High load Netgate 6100
-
I currently have 4 Netgate 6100's deployed and 1 of them has abnormally high load averages / CPU usage
Each 6100 has a site-to-site IPsec VPN (128bit GCM and QAT is enabled) and there's about 50 - 80 Mbit travelling over that VPN at any given time
The 3 6100's without the issue average around 0.75-1.5 load average but the 1 with the issue averages 4-5 load average and 80-95% CPU
This appears to be causing significant instability issues for us, where the firewall goes completely unresponsive every 1 - 3 days and requires a reboot to return to normal operations
This is a top run on the 6100 with the issue:
And this is top run on one of the other 6100s without the issue:
The configs of all 4 are effectively identical, they only differ by the WAN settings and the 6100 with the issue uses pfblocker sync to keep the other 6100s pfblocker settings identical (so we only have to whitelist something once)

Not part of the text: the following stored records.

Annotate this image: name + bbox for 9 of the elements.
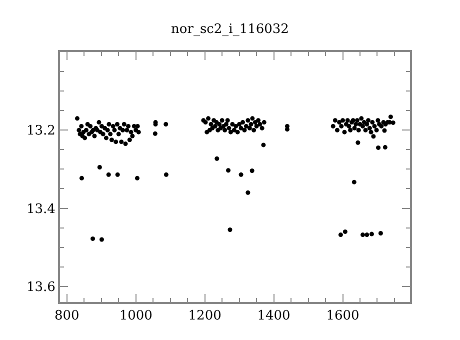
x-tick-label: 1000 (119, 308, 152, 324)
x-tick-label: 1400 (257, 308, 290, 324)
x-tick-label: 800 (54, 308, 80, 324)
x-tick-label: 1200 (188, 308, 222, 324)
y-tick-label: 13.2 (26, 124, 56, 139)
chart-title: nor_sc2_i_116032 (171, 22, 289, 37)
y-tick-label: 13.4 (26, 202, 56, 217)
y-tick-label: 13.6 (26, 280, 56, 295)
x-tick-label: 1600 (326, 308, 360, 324)
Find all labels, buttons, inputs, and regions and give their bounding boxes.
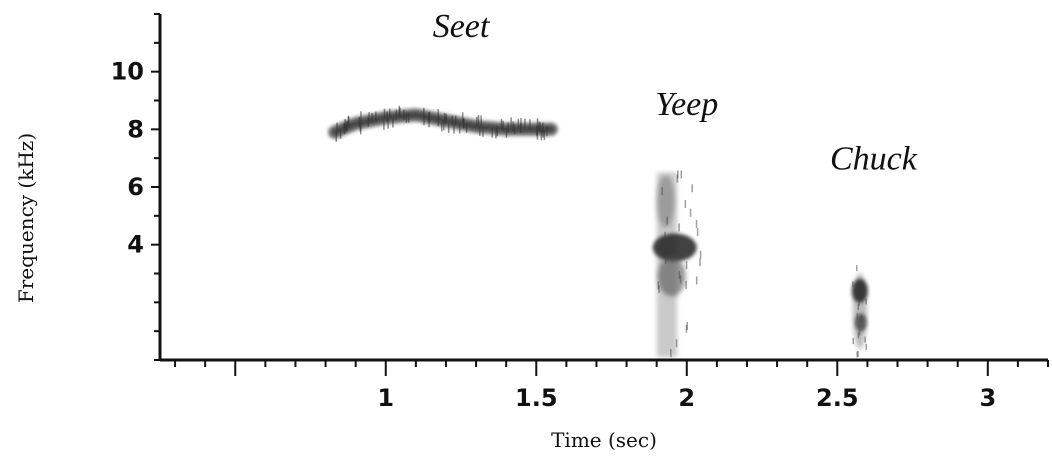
x-tick-label: 1 <box>377 384 394 412</box>
annotation-yeep: Yeep <box>655 86 718 123</box>
annotation-seet: Seet <box>433 8 491 45</box>
annotation-chuck: Chuck <box>830 141 918 178</box>
x-tick-label: 2.5 <box>816 384 859 412</box>
y-tick-label: 10 <box>111 58 144 86</box>
yeep-harmonic <box>652 233 697 262</box>
chuck-core <box>851 278 868 303</box>
y-tick-label: 6 <box>127 173 144 201</box>
plot-area <box>328 105 868 358</box>
x-tick-label: 3 <box>979 384 996 412</box>
y-tick-label: 4 <box>127 231 144 259</box>
yeep-upper-energy <box>656 175 675 228</box>
y-axis-title: Frequency (kHz) <box>14 133 38 303</box>
x-axis-title: Time (sec) <box>551 428 657 452</box>
y-tick-label: 8 <box>127 115 144 143</box>
axes: 4 6 8 10 1 1.5 2 2.5 3 Seet Yeep Chuck <box>111 8 1049 412</box>
x-tick-label: 2 <box>678 384 695 412</box>
yeep-lower-energy <box>657 256 686 297</box>
labels: Time (sec) Frequency (kHz) <box>14 133 657 452</box>
x-tick-label: 1.5 <box>515 384 558 412</box>
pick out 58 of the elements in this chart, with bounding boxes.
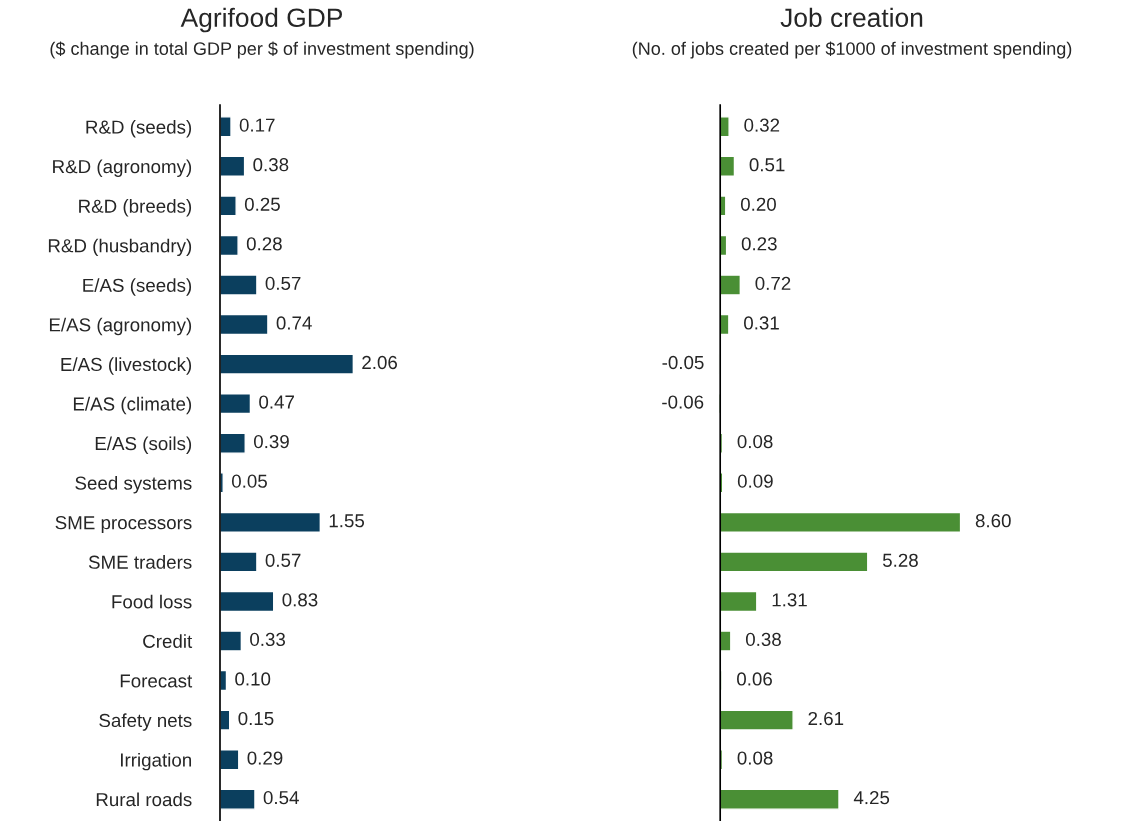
y-tick-label: Irrigation [121, 752, 192, 771]
y-tick-label: SME processors [55, 516, 192, 534]
data-label: 0.23 [741, 237, 777, 251]
data-label: 0.05 [231, 474, 267, 488]
data-label: 0.57 [265, 553, 301, 567]
data-label: 0.06 [737, 672, 772, 686]
y-tick-label: Food loss [112, 594, 192, 609]
data-label: 0.09 [737, 474, 773, 488]
data-label: 0.38 [745, 632, 781, 647]
y-tick-label: Forecast [120, 674, 193, 688]
data-label: 0.28 [246, 237, 282, 251]
data-label: 8.60 [975, 514, 1011, 528]
y-tick-label: Seed systems [75, 475, 192, 494]
data-label: 0.39 [253, 434, 289, 449]
data-label: 2.06 [362, 355, 397, 370]
y-tick-label: R&D (seeds) [86, 119, 192, 138]
data-label: 0.83 [282, 593, 318, 607]
data-label: 0.15 [238, 711, 274, 726]
data-label: 0.57 [265, 276, 301, 291]
data-label: -0.05 [662, 355, 704, 370]
y-tick-label: E/AS (climate) [73, 396, 192, 415]
data-label: 0.29 [247, 751, 283, 765]
data-label: 0.72 [755, 276, 791, 291]
data-label: 0.51 [749, 158, 785, 172]
y-tick-label: R&D (husbandry) [48, 238, 192, 257]
data-label: 0.74 [276, 316, 312, 330]
data-label: 0.54 [263, 791, 299, 805]
data-label: 0.33 [250, 632, 286, 647]
data-label: 0.47 [259, 395, 294, 409]
chart-title: Agrifood GDP [180, 7, 343, 33]
y-tick-label: Rural roads [96, 792, 192, 807]
data-label: 0.10 [235, 672, 271, 686]
y-tick-label: SME traders [88, 555, 192, 569]
y-tick-label: E/AS (seeds) [83, 278, 192, 296]
data-label: 0.17 [239, 118, 275, 132]
y-tick-label: Safety nets [99, 713, 192, 731]
y-tick-label: E/AS (livestock) [61, 357, 192, 375]
data-label: 0.08 [737, 751, 773, 765]
chart-subtitle: ($ change in total GDP per $ of investment spending) [50, 41, 474, 59]
chart-subtitle: (No. of jobs created per $1000 of investment spending) [632, 41, 1072, 59]
y-tick-label: R&D (agronomy) [53, 159, 192, 177]
data-label: -0.06 [662, 395, 704, 409]
data-label: 0.38 [253, 158, 289, 172]
data-label: 1.55 [329, 514, 365, 528]
data-label: 5.28 [882, 553, 918, 567]
data-label: 2.61 [808, 711, 844, 726]
data-label: 0.08 [737, 434, 773, 449]
y-tick-label: R&D (breeds) [79, 199, 192, 217]
data-label: 4.25 [853, 791, 890, 805]
data-label: 0.31 [744, 316, 779, 330]
y-tick-label: E/AS (agronomy) [49, 317, 192, 336]
data-label: 0.32 [744, 118, 780, 132]
y-tick-label: Credit [143, 634, 193, 648]
y-tick-label: E/AS (soils) [95, 436, 192, 454]
data-label: 0.20 [740, 197, 776, 211]
chart-title: Job creation [780, 7, 923, 28]
data-label: 1.31 [772, 593, 807, 607]
data-label: 0.25 [244, 197, 280, 211]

The only other difference I can think of is that the 6100 with the issue has a 300/300 connection and a backup PPPoE connection (that no traffic flows over unless there is a WAN failure) and the other 6100s are on 1000/1000 connections but the total WAN activity on the 6100 with the issue under 150mbits and the IPsec never goes above 80mbit
I'm at a total loss as to what the issue is to be honest, I have tried:
- lowering the ipsec from 256bit to 128
- I have removed all traffic shaping and limiters
- I have factory reset and restored the config
- I removed hn ALTQ support (this made no difference)
- I have net.inet.ip.intr_queue_maxlen set to 3000 or I would get a positive value when running sysctl net.inet.ip.intr_queue_drops
Could someone help me / give me some hints as to what I could try next?
-
Both of those 6100s are passing 80Mbps IPSec when that top output was taken?
Is that traffic always in one direction?
Steve
-
@eria211 said in High load Netgate 6100:
pfblocker
What version of pfBlocker? The last three -devel versions have a bug related to changes in pfSense 22.05. If that's the case there's an easy fix to change a ) to a space:
https://redmine.pfsense.org/issues/13154 -
Yes, good point! It's probably that.
-
@stephenw10 yes, give or take they were 50-80mbits at the time of taking the screenshot, its a series of Truenas snapshot replications so its 5-8 datasets replicating at a maximum of 1MiB/s a piece
The IPSec traffic is always in that direction from the low load average 6100 to the high load average 6100
-
@steveits I am absolutely stunned, as soon as I edited the file and reloaded pfblocker the CPU dropped to 33% and the load average has gone from 5.2 down to 2.45
Thank you for your help - I will make this change on the other 6100's
-
@eria211 said in High load Netgate 6100:
@steveits I am absolutely stunned, as soon as I edited the file and reloaded pfblocker the CPU dropped to 33% and the load average has gone from 5.2 down to 2.45
Thank you for your help - I will make this change on the other 6100's
This will also fix the IP blocking stats and reporting as well. I finally made this same change to my 6100 yesterday.